If you haven't already heard of Theodore Dalrymple (pictured right), it's time you did. Theodore Dalrymple is the pen name of Anthony Daniels, a retired British psychiatrist and physician, who spent much of his time in practice in prisons in close contact with the "underclass," as he calls many of the people he has encountered who seem stuck at the bottom of society. Appropriately enough, he has gained fame as an essayist writing about societal dysfunction. His essays don't always necessarily make for sunny, upbeat reading (though they are always engagingly written), but they do call attention to crucial problems destroying the lives of a surprisingly large segment of the population. His diagnosis is uncomfortable for anyone accustomed to modern debates about human character that avoid questions of right and wrong and the freedom of the will, because his single-most important concern is individual moral responsibility. Society cannot function if individuals are too lazy to find out what is right and to do it. (For instance, he refutes the claim that drug addicts cannot choose to stop.)

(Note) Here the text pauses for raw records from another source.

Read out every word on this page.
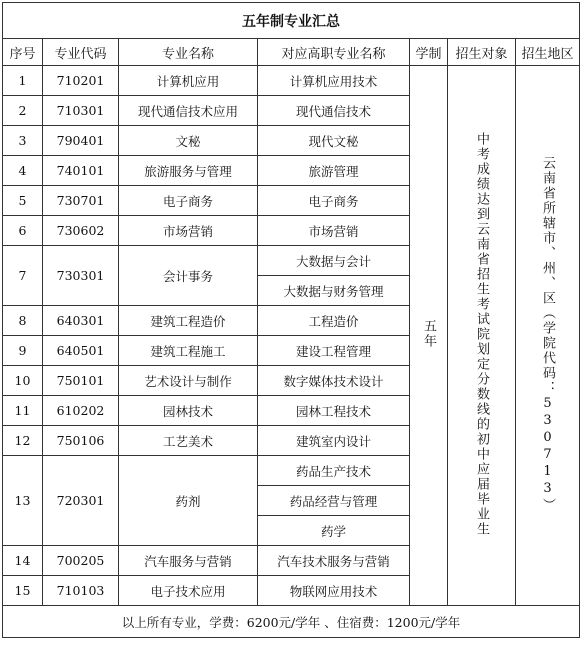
五年制专业汇总						
序号	专业代码	专业名称	对应高职专业名称	学制	招生对象	招生地区
1	710201	计算机应用	计算机应用技术	五年	中考成绩达到云南省招生考试院划定分数线的初中应届毕业生	云南省所辖市、州、区（学院代码：530713）
2	710301	现代通信技术应用	现代通信技术			
3	790401	文秘	现代文秘			
4	740101	旅游服务与管理	旅游管理			
5	730701	电子商务	电子商务			
6	730602	市场营销	市场营销			
7	730301	会计事务	大数据与会计			
			大数据与财务管理			
8	640301	建筑工程造价	工程造价			
9	640501	建筑工程施工	建设工程管理			
10	750101	艺术设计与制作	数字媒体技术设计			
11	610202	园林技术	园林工程技术			
12	750106	工艺美术	建筑室内设计			
13	720301	药剂	药品生产技术			
			药品经营与管理			
			药学			
14	700205	汽车服务与营销	汽车技术服务与营销			
15	710103	电子技术应用	物联网应用技术			
以上所有专业，学费：6200元/学年 、住宿费：1200元/学年						
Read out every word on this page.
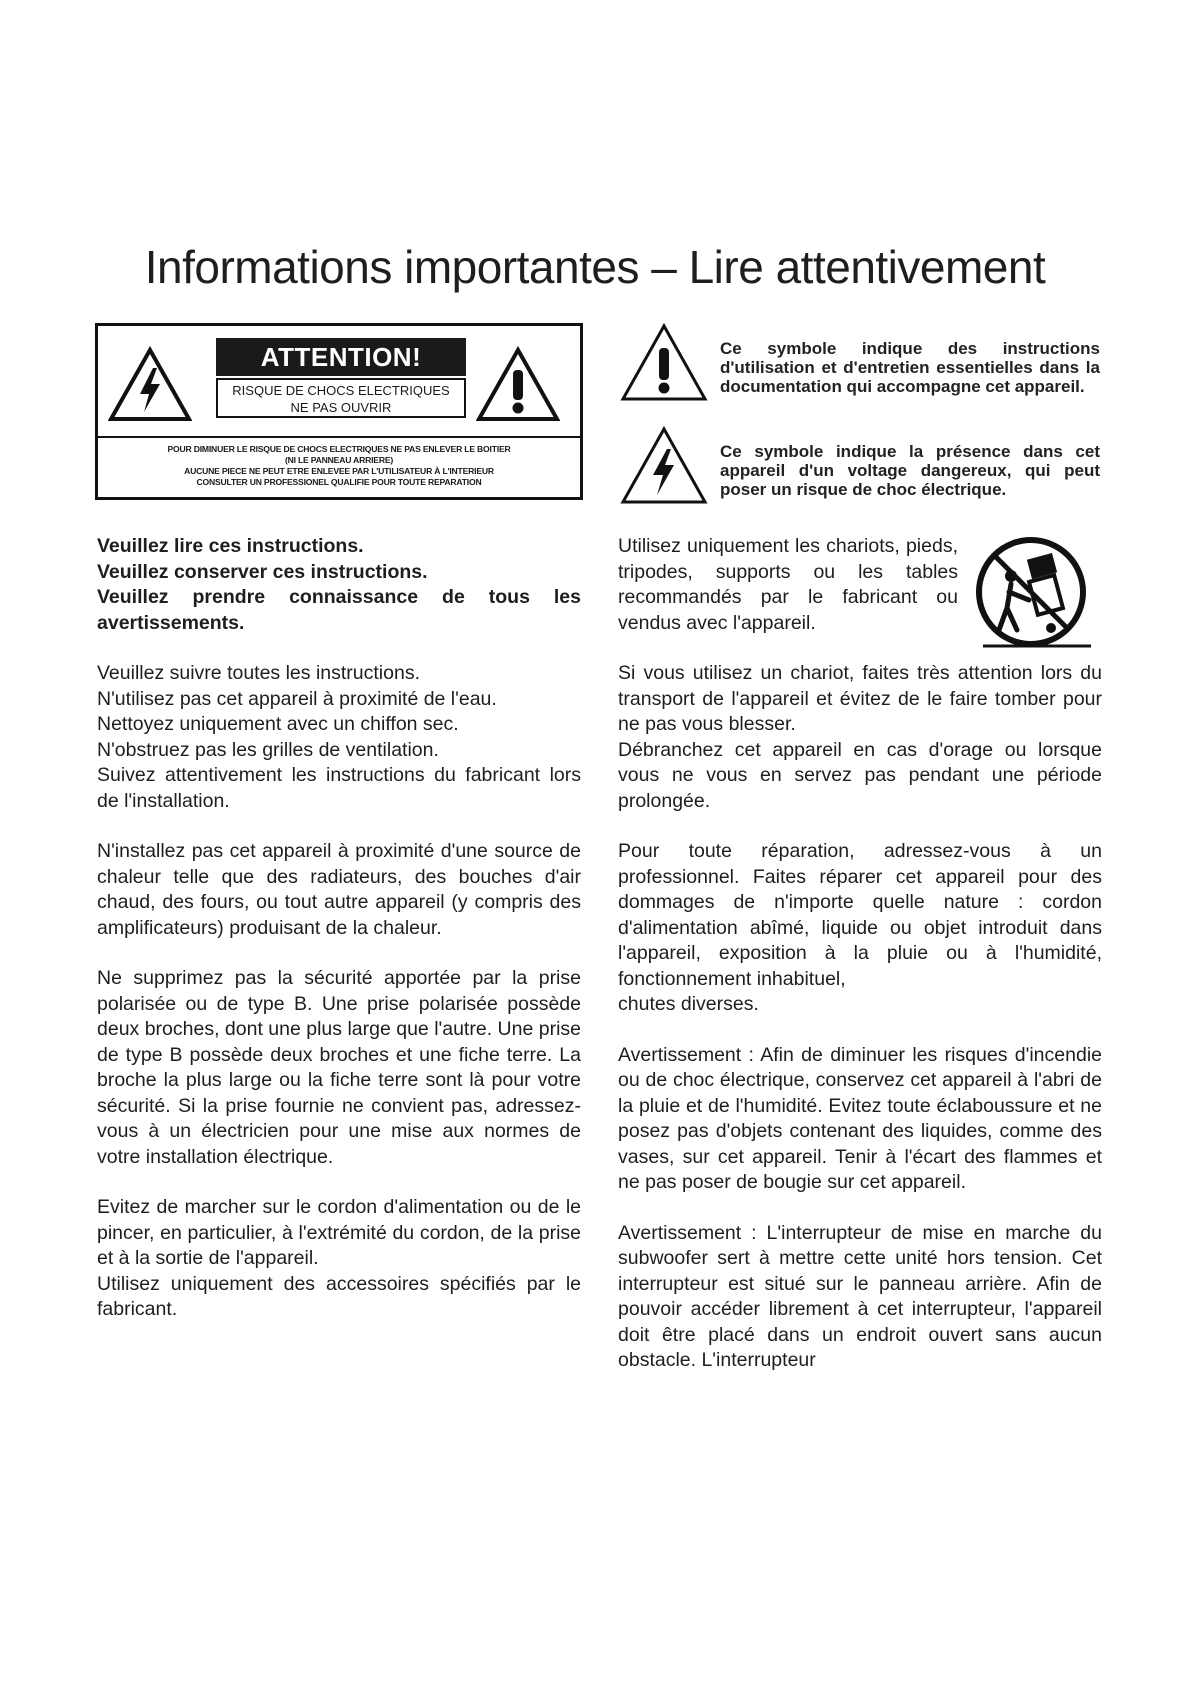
Informations importantes – Lire attentivement
ATTENTION!
RISQUE DE CHOCS ELECTRIQUES
NE PAS OUVRIR
POUR DIMINUER LE RISQUE DE CHOCS ELECTRIQUES NE PAS ENLEVER LE BOITIER
(NI LE PANNEAU ARRIERE)
AUCUNE PIECE NE PEUT ETRE ENLEVEE PAR L'UTILISATEUR À L'INTERIEUR
CONSULTER UN PROFESSIONEL QUALIFIE POUR TOUTE REPARATION

Ce symbole indique des instructions d'utilisation et d'entretien essentielles dans la documentation qui accompagne cet appareil.

Ce symbole indique la présence dans cet appareil d'un voltage dangereux, qui peut poser un risque de choc électrique.

Veuillez lire ces instructions.

Veuillez conserver ces instructions.

Veuillez prendre connaissance de tous les avertissements.

Veuillez suivre toutes les instructions.

N'utilisez pas cet appareil à proximité de l'eau.

Nettoyez uniquement avec un chiffon sec.

N'obstruez pas les grilles de ventilation.

Suivez attentivement les instructions du fabricant lors de l'installation.

N'installez pas cet appareil à proximité d'une source de chaleur telle que des radiateurs, des bouches d'air chaud, des fours, ou tout autre appareil (y compris des amplificateurs) produisant de la chaleur.

Ne supprimez pas la sécurité apportée par la prise polarisée ou de type B. Une prise polarisée possède deux broches, dont une plus large que l'autre. Une prise de type B possède deux broches et une fiche terre. La broche la plus large ou la fiche terre sont là pour votre sécurité. Si la prise fournie ne convient pas, adressez-vous à un électricien pour une mise aux normes de votre installation électrique.

Evitez de marcher sur le cordon d'alimentation ou de le pincer, en particulier, à l'extrémité du cordon, de la prise et à la sortie de l'appareil.

Utilisez uniquement des accessoires spécifiés par le fabricant.

Utilisez uniquement les chariots, pieds, tripodes, supports ou les tables recommandés par le fabricant ou vendus avec l'appareil.

Si vous utilisez un chariot, faites très attention lors du transport de l'appareil et évitez de le faire tomber pour ne pas vous blesser.

Débranchez cet appareil en cas d'orage ou lorsque vous ne vous en servez pas pendant une période prolongée.

Pour toute réparation, adressez-vous à un professionnel. Faites réparer cet appareil pour des dommages de n'importe quelle nature : cordon d'alimentation abîmé, liquide ou objet introduit dans l'appareil, exposition à la pluie ou à l'humidité, fonctionnement inhabituel,

chutes diverses.

Avertissement : Afin de diminuer les risques d'incendie ou de choc électrique, conservez cet appareil à l'abri de la pluie et de l'humidité. Evitez toute éclaboussure et ne posez pas d'objets contenant des liquides, comme des vases, sur cet appareil. Tenir à l'écart des flammes et ne pas poser de bougie sur cet appareil.

Avertissement : L'interrupteur de mise en marche du subwoofer sert à mettre cette unité hors tension. Cet interrupteur est situé sur le panneau arrière. Afin de pouvoir accéder librement à cet interrupteur, l'appareil doit être placé dans un endroit ouvert sans aucun obstacle. L'interrupteur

All of this is by way of introduction to a recent (longish) essay of his which appeared in City Journal: "Inflation's Moral Hazard." In this piece Dalrymple discusses what appears to be a less criminal topic--the danger of inflation to the character of a people. After opening with an anecdotal reflection on the prevalence of inflation in the contemporary economy, he concludes:
But asset inflation—ultimately, the debasement of the currency—as the principal source of wealth corrodes the character of people. It not only undermines the traditional bourgeois virtues but makes them ridiculous and even reverses them. Prudence becomes imprudence, thrift becomes improvidence, sobriety becomes mean-spiritedness, modesty becomes lack of ambition, self-control becomes betrayal of the inner self, patience becomes lack of foresight, steadiness becomes inflexibility: all that was wisdom becomes foolishness. And circumstances force almost everyone to join in the dance.
The ultimate danger of inflation, though, lies in its tendency to discourage ordinary people from relying on their own efforts to lead a simple life, and instead encourage them to rely on the government for their livelihood. Inflation, in short, makes individual moral responsibility very difficult to achieve.
And what are the consequences of this lack of individual moral responsibility? Economists and social theorists (Dalrymple among them) may debate the exact consequences in this life, but at least for Dante the eternal consequence was quite clear: Circle 8, Bolgia 10 of Hell.